I’m just as confused as you are. I know you’re dying to ask how one day I can be the gal with the haunted vacant look, moving robotically in the office, steadily working, but trying to stay hidden from the world. And then, the very next day, I can interrogate someone for an hour and a half, and get a couple of admissions in the process. Trust me, I’m never sure if the magic will show up when I need it. The magic in this case was Sabrina. She’s the calm, cool, collected interrogator that looks like a sweet librarian with her cardigan and pulled up hair, but make no mistake, she is waiting for the target to slip up with his words.

Me? Hell, Sabrina got me into this profession. If it was up to me I would have been a writer in a cave somewhere far away from the populace. Sabrina is handy because she can bring the intensity that’s necessary for this job. She can write, analyze and look for patterns. Oh, yes, and she can argue. But, she’s no diplomat. You would never want to send her to the U.N. That’s where we get into trouble, along with the fact that she has a temper.

I listened to the audio file of the interrogation after it was over, and it still stuns me to not quite recognize myself when I hear my voice. It’s my voice, and it isn’t. It has a self-confidence I do not normally possess. It excites me and terrifies me to hear such quick thinking, yet have little recollection of it.

Unfortunately, once the interesting part of the job is over for the day, Sabrina disappears as well. I wish that weren’t the case, but I don’t seem to have control over that at the moment. I’m left with a moving carousel of parts, which is why you see confusing and differing parts of me.
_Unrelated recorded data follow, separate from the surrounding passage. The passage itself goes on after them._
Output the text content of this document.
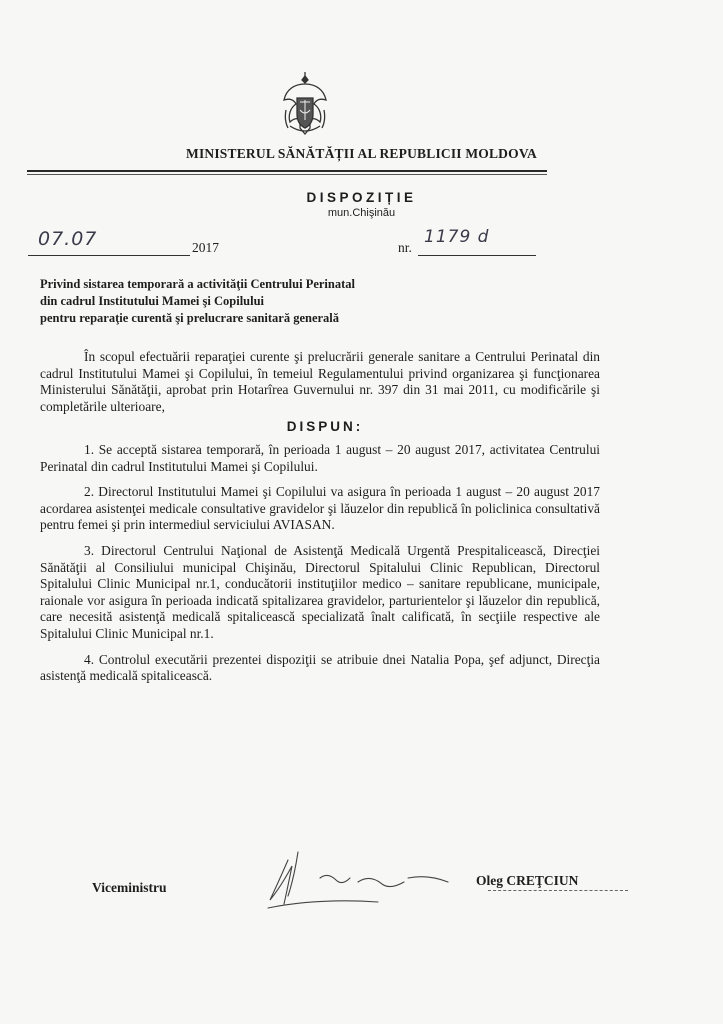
MINISTERUL SĂNĂTĂȚII AL REPUBLICII MOLDOVA
DISPOZIȚIE
mun.Chişinău
07.07	2017	nr.
1179 d
Privind sistarea temporară a activităţii Centrului Perinatal
din cadrul Institutului Mamei şi Copilului
pentru reparaţie curentă şi prelucrare sanitară generală

În scopul efectuării reparaţiei curente şi prelucrării generale sanitare a Centrului Perinatal din cadrul Institutului Mamei şi Copilului, în temeiul Regulamentului privind organizarea şi funcţionarea Ministerului Sănătăţii, aprobat prin Hotarîrea Guvernului nr. 397 din 31 mai 2011, cu modificările şi completările ulterioare,

DISPUN:

1. Se acceptă sistarea temporară, în perioada 1 august – 20 august 2017, activitatea Centrului Perinatal din cadrul Institutului Mamei şi Copilului.

2. Directorul Institutului Mamei şi Copilului va asigura în perioada 1 august – 20 august 2017 acordarea asistenţei medicale consultative gravidelor şi lăuzelor din republică în policlinica consultativă pentru femei şi prin intermediul serviciului AVIASAN.

3. Directorul Centrului Naţional de Asistenţă Medicală Urgentă Prespitalicească, Direcţiei Sănătăţii al Consiliului municipal Chişinău, Directorul Spitalului Clinic Republican, Directorul Spitalului Clinic Municipal nr.1, conducătorii instituţiilor medico – sanitare republicane, municipale, raionale vor asigura în perioada indicată spitalizarea gravidelor, parturientelor şi lăuzelor din republică, care necesită asistenţă medicală spitalicească specializată înalt calificată, în secţiile respective ale Spitalului Clinic Municipal nr.1.

4. Controlul executării prezentei dispoziţii se atribuie dnei Natalia Popa, şef adjunct, Direcţia asistenţă medicală spitalicească.

Viceministru	Oleg CREŢCIUN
You see uber confident Sabrina during interrogations; vacant, depressed Belle when triggered; at lunch time, Letty jonesing for a sandwich if we’re running late to eat; and me when there’s a heavy writing assignment that allows me to close the door to my office.

I’m sitting in your office chatting with you when one of the gals pops her head in and says that the number 2 guy in the agency wants to speak with me on the phone. Usually, it is not good news to get a phone call from this guy, especially at my level. I’m not exactly one of the big dogs. You and I exchange terrified looks, and we head to my office together. I answer the phone with my heart in my throat, and I hear, “Beatriz, what did you do? The interrogation must have gone well! Did you Perry Mason him? This is great! Good job! He’s spinning out. You must have really hit a nerve.” I couldn’t find my words for a bit, likely because it wasn’t Sabrina on the phone with him. I looked over at you, and smiled. You could tell that it was okay.